Postgraduate research project

Resilient defence sensing: adaptive modelling for trust, compromise, and coalition detection

Funding
Fully funded (UK only)
Type of degree
Doctor of Philosophy
Entry requirements
1st class honours degree View full entry requirements
Faculty graduate school
Faculty of Engineering and Physical Sciences
Closing date

About the project

The project investigates how distributed sensing systems can remain trustworthy and operational when facing intelligent, coordinated adversaries. It develops an AI-driven trust scoring framework to detect compromised and colluding sensors, enhancing resilience, accuracy, and decision-making in critical defence sensing applications.

This project, a collaboration between the University of Southampton and Thales UK, explores how future defence and security sensing systems can remain reliable in the presence of faults, manipulation, and intelligent adversaries. Modern sensing systems increasingly rely on large, distributed networks combining physical sensors, cyber data, and open-source intelligence, making them vulnerable to degradation, spoofing, misinformation, and coordinated attacks. 
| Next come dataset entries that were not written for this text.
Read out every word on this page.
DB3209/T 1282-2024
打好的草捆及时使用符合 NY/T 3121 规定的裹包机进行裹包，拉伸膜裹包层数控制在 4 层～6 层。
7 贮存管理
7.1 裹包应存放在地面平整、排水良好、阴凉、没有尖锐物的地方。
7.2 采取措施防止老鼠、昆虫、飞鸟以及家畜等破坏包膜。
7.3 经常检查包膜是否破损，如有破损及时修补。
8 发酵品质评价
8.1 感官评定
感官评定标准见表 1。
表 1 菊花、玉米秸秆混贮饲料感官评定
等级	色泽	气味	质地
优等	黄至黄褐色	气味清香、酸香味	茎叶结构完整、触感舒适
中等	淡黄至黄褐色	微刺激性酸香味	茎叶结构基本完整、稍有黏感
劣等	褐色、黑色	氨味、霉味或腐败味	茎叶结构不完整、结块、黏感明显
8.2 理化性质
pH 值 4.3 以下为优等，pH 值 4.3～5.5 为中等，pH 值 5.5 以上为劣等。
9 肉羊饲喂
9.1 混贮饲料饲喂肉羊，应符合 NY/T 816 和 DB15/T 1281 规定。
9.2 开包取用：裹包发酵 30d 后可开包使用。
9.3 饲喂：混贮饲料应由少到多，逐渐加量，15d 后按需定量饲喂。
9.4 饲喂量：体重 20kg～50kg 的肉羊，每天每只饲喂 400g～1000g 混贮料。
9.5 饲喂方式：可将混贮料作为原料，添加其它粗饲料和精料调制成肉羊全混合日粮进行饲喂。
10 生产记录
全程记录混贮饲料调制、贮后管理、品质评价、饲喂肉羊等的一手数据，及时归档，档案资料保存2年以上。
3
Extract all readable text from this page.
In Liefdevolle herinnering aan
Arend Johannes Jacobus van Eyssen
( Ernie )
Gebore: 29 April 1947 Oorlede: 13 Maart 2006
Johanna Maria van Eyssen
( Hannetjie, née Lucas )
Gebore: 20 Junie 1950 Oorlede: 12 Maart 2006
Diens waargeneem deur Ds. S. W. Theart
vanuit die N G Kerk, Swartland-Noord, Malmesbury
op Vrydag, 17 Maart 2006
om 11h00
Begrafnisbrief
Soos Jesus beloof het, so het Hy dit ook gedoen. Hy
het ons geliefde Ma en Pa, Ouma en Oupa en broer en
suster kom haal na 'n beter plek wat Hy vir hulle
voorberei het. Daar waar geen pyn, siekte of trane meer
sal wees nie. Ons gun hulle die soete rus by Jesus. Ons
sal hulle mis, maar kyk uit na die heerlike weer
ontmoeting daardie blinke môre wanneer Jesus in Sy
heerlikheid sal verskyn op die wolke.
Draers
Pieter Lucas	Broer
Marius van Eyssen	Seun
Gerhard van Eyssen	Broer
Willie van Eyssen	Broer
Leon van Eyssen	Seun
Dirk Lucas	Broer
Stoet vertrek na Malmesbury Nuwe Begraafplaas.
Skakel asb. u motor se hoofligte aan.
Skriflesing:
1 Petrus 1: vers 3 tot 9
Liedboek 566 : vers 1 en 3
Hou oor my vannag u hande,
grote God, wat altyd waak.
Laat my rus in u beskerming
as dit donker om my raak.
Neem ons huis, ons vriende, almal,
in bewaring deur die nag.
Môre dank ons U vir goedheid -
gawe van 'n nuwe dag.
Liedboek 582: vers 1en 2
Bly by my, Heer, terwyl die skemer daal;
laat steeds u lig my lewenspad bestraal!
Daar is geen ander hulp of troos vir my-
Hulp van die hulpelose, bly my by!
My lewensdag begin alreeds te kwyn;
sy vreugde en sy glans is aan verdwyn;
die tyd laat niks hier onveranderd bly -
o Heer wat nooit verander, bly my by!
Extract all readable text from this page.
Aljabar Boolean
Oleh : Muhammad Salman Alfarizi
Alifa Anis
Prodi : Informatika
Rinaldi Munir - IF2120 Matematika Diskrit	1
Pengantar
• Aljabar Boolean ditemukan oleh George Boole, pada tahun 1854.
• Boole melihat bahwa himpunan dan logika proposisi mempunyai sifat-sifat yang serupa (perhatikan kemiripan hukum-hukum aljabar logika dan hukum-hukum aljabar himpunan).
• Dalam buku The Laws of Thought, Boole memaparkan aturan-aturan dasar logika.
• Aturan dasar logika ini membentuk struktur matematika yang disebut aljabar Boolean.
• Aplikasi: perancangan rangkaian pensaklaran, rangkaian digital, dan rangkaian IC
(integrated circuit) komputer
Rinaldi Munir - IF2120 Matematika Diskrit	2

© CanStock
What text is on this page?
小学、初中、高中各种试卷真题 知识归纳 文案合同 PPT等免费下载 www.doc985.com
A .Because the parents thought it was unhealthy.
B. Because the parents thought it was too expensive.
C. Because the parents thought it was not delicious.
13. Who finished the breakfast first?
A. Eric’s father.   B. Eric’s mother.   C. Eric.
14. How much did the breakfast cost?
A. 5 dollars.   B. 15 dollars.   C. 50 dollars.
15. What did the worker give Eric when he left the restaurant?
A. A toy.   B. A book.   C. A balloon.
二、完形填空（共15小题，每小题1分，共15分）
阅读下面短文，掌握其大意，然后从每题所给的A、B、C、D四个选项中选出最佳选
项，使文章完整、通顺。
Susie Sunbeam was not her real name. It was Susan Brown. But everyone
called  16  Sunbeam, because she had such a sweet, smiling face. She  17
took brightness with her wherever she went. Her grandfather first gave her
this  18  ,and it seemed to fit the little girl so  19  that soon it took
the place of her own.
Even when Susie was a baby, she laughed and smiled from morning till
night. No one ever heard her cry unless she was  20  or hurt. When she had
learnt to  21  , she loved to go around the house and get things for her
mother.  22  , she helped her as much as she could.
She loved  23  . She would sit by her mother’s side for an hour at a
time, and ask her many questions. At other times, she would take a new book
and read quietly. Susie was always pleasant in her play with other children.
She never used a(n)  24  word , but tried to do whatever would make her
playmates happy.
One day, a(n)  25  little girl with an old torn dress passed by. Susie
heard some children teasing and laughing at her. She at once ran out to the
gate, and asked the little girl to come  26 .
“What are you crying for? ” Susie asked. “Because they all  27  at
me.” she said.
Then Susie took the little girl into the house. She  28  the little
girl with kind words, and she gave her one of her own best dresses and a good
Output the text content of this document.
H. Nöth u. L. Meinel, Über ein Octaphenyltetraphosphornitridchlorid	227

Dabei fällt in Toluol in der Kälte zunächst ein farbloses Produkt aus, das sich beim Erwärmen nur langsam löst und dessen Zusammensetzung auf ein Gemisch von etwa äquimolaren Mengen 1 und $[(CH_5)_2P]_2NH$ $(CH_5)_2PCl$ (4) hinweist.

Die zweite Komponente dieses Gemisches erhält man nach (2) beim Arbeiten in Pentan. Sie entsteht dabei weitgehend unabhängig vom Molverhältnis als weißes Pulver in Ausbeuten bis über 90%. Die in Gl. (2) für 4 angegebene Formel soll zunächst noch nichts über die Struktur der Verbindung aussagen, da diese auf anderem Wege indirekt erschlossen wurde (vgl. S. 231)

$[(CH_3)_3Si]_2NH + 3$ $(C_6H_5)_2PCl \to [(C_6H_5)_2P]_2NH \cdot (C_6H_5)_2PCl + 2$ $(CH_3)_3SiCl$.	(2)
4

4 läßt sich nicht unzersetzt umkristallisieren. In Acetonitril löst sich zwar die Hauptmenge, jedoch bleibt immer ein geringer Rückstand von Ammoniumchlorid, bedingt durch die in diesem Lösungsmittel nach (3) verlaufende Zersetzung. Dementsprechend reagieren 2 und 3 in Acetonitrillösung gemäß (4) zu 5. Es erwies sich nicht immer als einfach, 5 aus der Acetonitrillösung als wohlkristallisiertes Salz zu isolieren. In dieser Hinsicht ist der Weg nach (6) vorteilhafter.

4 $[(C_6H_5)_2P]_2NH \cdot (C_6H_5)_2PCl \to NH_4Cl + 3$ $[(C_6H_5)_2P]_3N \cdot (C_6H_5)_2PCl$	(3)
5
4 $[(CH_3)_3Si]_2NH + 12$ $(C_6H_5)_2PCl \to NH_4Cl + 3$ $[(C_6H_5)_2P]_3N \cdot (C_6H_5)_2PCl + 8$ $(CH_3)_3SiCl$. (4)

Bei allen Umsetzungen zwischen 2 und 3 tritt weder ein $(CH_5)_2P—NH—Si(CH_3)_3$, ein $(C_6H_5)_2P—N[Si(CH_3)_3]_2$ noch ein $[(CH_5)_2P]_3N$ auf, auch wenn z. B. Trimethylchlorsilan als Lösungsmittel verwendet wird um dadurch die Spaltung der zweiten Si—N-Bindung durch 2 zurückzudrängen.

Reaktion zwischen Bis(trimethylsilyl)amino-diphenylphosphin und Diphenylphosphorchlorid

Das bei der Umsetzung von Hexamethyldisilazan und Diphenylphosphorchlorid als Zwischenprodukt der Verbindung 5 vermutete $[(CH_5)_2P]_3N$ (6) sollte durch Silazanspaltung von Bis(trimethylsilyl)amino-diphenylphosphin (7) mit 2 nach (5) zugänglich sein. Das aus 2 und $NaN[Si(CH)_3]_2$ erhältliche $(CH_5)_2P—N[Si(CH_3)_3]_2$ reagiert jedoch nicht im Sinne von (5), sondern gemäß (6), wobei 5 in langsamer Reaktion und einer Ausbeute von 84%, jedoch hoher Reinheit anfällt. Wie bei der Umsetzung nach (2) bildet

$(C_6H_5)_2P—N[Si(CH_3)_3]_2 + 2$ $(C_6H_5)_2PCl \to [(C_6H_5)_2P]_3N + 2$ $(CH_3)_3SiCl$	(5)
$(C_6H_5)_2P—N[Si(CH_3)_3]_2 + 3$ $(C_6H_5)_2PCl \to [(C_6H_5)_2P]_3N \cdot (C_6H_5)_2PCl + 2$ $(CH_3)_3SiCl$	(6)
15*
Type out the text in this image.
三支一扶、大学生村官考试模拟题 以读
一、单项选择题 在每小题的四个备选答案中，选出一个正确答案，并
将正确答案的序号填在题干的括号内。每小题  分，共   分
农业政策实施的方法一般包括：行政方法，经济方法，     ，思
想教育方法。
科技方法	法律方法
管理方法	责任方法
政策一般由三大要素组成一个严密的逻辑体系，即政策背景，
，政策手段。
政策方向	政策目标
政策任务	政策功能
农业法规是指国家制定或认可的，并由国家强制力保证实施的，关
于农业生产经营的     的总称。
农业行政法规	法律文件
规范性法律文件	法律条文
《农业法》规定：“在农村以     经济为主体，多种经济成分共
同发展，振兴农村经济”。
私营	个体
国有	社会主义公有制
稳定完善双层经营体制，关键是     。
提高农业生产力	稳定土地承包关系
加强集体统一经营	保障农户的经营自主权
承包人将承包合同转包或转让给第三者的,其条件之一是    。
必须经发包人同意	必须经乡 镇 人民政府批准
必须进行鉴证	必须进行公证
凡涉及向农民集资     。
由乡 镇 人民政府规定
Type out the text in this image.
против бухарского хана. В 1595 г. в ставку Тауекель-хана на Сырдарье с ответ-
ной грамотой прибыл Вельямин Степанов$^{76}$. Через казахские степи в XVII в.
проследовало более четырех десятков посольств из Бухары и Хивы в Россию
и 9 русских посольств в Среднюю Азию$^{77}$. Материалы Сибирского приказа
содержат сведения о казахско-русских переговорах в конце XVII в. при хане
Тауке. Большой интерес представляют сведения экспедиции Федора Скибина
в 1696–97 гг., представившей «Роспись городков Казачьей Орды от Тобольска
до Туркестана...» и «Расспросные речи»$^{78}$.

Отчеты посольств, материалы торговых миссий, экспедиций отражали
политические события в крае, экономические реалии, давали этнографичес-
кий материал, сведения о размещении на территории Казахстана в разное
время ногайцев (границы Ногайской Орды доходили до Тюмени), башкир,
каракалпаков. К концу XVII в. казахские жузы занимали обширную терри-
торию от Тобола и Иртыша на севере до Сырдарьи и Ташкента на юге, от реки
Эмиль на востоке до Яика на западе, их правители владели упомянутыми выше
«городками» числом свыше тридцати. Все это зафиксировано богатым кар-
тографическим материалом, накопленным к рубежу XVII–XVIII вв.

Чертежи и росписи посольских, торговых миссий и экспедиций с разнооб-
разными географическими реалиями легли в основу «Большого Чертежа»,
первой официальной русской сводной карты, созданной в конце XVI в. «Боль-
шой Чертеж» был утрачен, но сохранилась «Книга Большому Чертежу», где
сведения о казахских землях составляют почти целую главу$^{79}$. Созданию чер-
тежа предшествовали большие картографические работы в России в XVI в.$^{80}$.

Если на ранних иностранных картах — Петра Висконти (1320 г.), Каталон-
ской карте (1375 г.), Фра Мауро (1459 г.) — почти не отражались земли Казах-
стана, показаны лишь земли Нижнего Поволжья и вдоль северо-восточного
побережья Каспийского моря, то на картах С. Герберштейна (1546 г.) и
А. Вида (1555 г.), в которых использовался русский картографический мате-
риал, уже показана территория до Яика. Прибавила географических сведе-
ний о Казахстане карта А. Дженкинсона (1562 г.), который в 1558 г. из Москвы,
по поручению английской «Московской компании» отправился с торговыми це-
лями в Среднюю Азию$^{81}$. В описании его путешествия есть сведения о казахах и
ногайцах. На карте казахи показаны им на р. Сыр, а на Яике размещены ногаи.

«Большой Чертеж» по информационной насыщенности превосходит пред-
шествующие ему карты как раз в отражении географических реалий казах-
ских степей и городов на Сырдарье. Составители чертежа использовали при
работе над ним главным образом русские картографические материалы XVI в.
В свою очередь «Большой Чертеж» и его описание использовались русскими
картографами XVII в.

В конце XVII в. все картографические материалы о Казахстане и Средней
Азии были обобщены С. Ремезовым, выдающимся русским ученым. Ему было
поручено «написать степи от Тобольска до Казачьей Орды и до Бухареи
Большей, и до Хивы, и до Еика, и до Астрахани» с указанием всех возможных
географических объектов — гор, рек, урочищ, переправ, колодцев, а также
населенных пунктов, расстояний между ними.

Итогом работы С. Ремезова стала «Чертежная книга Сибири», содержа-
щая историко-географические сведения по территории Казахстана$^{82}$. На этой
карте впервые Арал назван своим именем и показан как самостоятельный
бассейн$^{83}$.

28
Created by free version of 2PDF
The research will develop an AI-driven trust scoring framework that continuously evaluates the reliability of individual sensors and identifies groups of sensors that may be colluding to influence system decisions. By combining anomaly detection, adversarial modelling, and data provenance analysis, the framework will assess sensor behaviour in real time and adapt to changing threat conditions. 

The project will also investigate the use of game-theoretic techniques to anticipate and respond to evolving adversarial strategies. The proposed methods will be evaluated under realistic attack scenarios, including sensor tampering, spoofing, misinformation, and coordinated coalition attacks. 

The outcome will be a scalable decision-support framework that improves the resilience, accuracy, and trustworthiness of distributed sensing systems, with applications in critical defence and security environments.

The successful candidate will have the exciting opportunity to undertake a three-month industrial placement with Thales UK cortAIx Labs based at their Research, Technology and Solution Innovation centre in Reading, gaining hands-on experience and exposure to real-world defence and security challenges.

The School of Electronics & Computer Science is committed to promoting equality, diversity inclusivity as demonstrated by our Athena SWAN award. We welcome all applicants regardless of their gender, ethnicity, disability, sexual orientation or age, and will give full consideration to applicants seeking flexible working patterns and those who have taken a career break. The University has a generous maternity policy, onsite childcare facilities, and offers a range of benefits to help ensure employees’ well-being and work-life balance. The University of Southampton is committed to sustainability and has been awarded the Platinum EcoAward.